Posted by IngoB (# 8700) on :
 
quote:
Originally posted by Palimpsest:
Are the elect supposed to enjoy Heaven knowing the damned are burning in Hell?

Yes, certainly. Apart from the direct scriptural evidence, that is also the most straightforward expectation. Unless God would wipe out all memory connected to the doomed, the saints would either know or figure out from their remaining memory that some people are missing. Against collective amnesia speaks practically that the saints are supposed to communicate with the living of this world in intercessory prayer. God would have to carefully anonymise these prayers, and then censor out of them all mention of the doomed, to suppress this information. Rather, the traditional belief is that not only can it be known that there are doomed, no, the Last Judgement is in fact nothing but a humongous re-cap of all particular judgements in front of everybody, so that all of God's judgements are know to all. (It is usually assumed that the Last Judgement will only last an instant, i.e., this information is revealed, infused and memorised by grace rather than by watching millions of years of tedious trials.)
 
Posted by Justinian (# 5357) on :
 
quote:
Originally posted by IngoB:
I'm still waiting for a reason why the perfect cannot exist.

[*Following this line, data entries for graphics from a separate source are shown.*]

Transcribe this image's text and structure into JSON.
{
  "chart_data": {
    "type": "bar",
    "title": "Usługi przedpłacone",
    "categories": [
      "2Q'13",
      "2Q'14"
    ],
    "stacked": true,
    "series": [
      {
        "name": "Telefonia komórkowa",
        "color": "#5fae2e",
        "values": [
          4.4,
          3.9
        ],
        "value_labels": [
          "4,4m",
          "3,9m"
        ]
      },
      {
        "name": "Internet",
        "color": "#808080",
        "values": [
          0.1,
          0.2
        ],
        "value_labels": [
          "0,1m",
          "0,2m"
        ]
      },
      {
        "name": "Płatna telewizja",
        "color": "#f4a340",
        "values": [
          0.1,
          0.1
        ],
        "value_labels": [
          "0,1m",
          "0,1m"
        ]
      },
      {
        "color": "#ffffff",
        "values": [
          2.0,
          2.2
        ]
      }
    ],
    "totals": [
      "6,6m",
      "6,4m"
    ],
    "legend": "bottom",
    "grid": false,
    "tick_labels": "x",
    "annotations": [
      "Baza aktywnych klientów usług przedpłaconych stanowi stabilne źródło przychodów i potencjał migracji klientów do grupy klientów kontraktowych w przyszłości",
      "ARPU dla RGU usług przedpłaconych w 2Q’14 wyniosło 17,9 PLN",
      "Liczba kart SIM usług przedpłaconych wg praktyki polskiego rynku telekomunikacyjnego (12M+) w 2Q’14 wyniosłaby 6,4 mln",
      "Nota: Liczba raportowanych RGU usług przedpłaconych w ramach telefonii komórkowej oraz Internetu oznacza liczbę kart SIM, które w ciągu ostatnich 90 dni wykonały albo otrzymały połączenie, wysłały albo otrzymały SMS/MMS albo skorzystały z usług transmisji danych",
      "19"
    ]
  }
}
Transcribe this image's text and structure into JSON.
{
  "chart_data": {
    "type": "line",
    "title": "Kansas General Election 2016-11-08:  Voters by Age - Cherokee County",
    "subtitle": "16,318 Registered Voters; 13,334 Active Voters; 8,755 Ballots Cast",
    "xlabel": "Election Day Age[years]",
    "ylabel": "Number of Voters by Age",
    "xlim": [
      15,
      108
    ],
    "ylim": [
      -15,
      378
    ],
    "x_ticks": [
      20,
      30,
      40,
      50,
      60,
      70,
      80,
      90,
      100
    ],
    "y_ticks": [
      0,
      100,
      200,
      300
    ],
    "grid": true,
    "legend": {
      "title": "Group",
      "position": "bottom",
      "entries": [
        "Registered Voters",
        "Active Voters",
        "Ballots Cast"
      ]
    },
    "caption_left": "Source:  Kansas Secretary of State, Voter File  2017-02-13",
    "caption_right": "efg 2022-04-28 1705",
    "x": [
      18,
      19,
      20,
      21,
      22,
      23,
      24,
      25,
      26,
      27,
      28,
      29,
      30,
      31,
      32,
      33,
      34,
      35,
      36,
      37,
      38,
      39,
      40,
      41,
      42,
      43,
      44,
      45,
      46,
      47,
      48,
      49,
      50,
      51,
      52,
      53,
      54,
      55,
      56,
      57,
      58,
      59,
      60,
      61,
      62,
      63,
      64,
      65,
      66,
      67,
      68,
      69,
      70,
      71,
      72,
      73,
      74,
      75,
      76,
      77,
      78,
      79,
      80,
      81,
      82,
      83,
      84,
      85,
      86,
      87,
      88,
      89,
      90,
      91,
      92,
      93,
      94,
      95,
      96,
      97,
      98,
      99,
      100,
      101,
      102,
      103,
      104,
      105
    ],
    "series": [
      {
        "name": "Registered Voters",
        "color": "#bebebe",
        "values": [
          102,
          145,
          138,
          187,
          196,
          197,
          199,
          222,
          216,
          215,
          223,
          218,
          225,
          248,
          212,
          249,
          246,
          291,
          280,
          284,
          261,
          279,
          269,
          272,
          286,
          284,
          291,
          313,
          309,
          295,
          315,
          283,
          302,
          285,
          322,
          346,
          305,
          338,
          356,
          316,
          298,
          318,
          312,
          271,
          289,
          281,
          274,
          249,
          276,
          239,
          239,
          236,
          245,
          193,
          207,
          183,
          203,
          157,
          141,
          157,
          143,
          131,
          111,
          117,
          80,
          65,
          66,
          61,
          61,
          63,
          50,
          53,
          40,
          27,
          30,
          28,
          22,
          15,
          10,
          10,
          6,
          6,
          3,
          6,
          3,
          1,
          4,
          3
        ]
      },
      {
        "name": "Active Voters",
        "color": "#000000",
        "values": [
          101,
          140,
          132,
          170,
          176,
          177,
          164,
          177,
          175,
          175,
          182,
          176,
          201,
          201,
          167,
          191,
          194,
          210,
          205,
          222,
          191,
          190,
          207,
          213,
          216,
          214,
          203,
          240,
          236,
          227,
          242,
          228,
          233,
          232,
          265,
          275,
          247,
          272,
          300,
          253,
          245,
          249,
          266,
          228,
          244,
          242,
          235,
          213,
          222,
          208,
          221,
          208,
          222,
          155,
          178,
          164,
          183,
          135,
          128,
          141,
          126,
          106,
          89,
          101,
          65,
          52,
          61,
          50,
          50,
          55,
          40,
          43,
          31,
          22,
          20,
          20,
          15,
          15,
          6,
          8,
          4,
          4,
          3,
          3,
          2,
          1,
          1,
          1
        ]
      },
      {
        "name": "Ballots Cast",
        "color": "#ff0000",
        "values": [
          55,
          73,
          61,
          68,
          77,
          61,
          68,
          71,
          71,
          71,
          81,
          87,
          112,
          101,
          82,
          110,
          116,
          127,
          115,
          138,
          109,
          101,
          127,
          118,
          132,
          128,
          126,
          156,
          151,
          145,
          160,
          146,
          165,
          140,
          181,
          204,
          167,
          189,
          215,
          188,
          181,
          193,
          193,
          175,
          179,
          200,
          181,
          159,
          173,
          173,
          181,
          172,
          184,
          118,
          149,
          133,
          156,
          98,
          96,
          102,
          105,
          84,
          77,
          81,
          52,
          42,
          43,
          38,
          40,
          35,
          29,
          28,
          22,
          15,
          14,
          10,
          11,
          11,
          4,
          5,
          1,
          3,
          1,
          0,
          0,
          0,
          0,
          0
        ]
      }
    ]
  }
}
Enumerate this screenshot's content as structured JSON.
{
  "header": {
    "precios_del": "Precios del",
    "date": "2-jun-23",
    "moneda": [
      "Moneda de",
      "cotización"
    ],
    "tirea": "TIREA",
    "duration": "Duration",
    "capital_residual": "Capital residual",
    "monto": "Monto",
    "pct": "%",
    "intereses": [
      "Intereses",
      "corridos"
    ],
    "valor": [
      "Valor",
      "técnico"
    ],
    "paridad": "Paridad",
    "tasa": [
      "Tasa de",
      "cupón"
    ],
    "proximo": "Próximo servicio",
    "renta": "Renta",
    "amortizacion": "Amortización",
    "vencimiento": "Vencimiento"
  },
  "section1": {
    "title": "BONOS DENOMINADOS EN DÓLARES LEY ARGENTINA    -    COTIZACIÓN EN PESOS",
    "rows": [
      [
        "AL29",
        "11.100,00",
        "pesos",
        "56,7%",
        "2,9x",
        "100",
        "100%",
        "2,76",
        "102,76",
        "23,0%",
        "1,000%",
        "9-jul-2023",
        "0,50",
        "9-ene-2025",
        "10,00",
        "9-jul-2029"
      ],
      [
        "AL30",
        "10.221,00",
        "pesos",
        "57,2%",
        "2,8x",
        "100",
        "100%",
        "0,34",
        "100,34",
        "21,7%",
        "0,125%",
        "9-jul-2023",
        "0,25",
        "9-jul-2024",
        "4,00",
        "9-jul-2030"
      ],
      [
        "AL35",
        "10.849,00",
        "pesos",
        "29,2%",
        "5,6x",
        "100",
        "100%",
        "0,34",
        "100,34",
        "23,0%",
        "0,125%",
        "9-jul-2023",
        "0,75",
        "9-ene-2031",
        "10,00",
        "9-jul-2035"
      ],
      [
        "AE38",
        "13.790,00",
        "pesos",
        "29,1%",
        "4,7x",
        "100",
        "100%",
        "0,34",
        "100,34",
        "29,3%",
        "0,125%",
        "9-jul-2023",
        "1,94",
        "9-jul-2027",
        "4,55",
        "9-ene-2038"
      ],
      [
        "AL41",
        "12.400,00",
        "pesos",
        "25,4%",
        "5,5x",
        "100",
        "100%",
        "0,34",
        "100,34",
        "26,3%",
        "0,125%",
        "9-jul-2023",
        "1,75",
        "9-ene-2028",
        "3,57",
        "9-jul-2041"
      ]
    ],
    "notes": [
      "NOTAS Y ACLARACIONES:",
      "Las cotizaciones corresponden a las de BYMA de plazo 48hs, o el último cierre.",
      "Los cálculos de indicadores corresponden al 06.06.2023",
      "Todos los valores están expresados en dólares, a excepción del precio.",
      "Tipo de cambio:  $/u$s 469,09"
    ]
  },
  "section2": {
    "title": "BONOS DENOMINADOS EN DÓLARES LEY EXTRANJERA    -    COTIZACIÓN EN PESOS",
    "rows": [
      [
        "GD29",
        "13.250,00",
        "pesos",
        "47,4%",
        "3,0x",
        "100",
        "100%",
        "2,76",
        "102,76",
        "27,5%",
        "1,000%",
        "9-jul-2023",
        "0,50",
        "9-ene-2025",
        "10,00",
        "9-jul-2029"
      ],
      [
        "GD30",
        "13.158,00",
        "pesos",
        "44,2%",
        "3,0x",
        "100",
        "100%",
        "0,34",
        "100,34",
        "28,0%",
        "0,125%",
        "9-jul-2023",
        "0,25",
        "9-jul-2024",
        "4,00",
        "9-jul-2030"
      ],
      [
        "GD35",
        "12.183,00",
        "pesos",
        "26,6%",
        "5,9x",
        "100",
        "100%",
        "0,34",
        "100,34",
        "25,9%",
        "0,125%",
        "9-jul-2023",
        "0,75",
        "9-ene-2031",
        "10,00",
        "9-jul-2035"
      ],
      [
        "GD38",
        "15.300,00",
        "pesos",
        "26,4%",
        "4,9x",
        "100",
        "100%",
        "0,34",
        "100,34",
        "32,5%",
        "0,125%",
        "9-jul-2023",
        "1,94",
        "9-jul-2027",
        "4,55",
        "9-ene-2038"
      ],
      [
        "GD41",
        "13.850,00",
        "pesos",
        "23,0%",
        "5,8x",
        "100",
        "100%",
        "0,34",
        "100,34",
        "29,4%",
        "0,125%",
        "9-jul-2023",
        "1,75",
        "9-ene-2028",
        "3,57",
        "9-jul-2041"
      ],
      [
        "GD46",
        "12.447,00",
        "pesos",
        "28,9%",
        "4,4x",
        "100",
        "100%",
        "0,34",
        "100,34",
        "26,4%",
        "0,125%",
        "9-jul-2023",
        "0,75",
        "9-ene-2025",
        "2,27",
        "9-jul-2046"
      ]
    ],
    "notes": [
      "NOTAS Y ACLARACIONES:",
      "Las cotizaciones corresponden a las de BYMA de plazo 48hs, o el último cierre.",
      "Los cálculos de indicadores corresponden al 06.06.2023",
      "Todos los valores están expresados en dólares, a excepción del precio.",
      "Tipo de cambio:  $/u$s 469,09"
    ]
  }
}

Because you need to interact with the imperfect. Perfect exists only in a vacuum or a perfect environment.

quote:
quote:
Originally posted by Justinian:
It's about the benevolence or lack of it.

My benevolence to livestock would probably not impress those animals I'm about to eat, even though I'm probably more concerned about their well-being during their brief lives than most consumers.
Yeah, and if you say that you love your livestock I'm going to be very suspicious.

quote:
quote:
Originally posted by Justinian:
Given that impulse in physics is never in direct contradiction to impulse in the vernacular, I'm going with cleave being a better analogy.

No, that's precisely why "cleave" is not a good analogy. The technical meaning of love "to will the good for another" used here is not in any direct contradiction to the usage in the vernacular.
My point exactly. Your God condems people to be tortured eternally. If we follow the Summa Theologica your god emotionally and morally lobotomises those he selects for good things, taking away their sense of compassion and pity. This is all the opposite of the vernacular meaning of love. Which is precisely why I chose Cleave.

quote:
The "technical" meaning of love used above allows one to maintain that "God is love" without making a dent in God's wrath for sin.
In short you redefine "love" so God can condemn people to eternal torture while still "loving" them. You redefine "love" so that God can be said to love humans while demonstrating the opposite. I'm going with Cleave rather than Impulse here.

quote:
After all, any good possessed by a creature is caused by God willing it
And in this case your use of the word "good" is technical language in the sense of impulse. "Good" under your definition means, I believe, "Aligned to the will of God." I'm using it in a much less theological sense.

quote:
God's love is hence quite literally nothing but His creating and supplying grace.
"Aren't I nice, honey. See, I'm not hitting you. I'm taking it out on our son instead." God's grace, under your theology, is a way of saying that God will not torture us to an extent that would make Doctor Mengele blush.

quote:
So unlike modern "huggy bear" Christianity, traditional Christianity has successfully squared the circle of a loving God throwing sinners into hell for eternity.
Indeed it has. In exactly the same way that a battered wife has squared the idea that the husband who puts her and her kids into hospital loves said wife. The parallels go almost all the way down.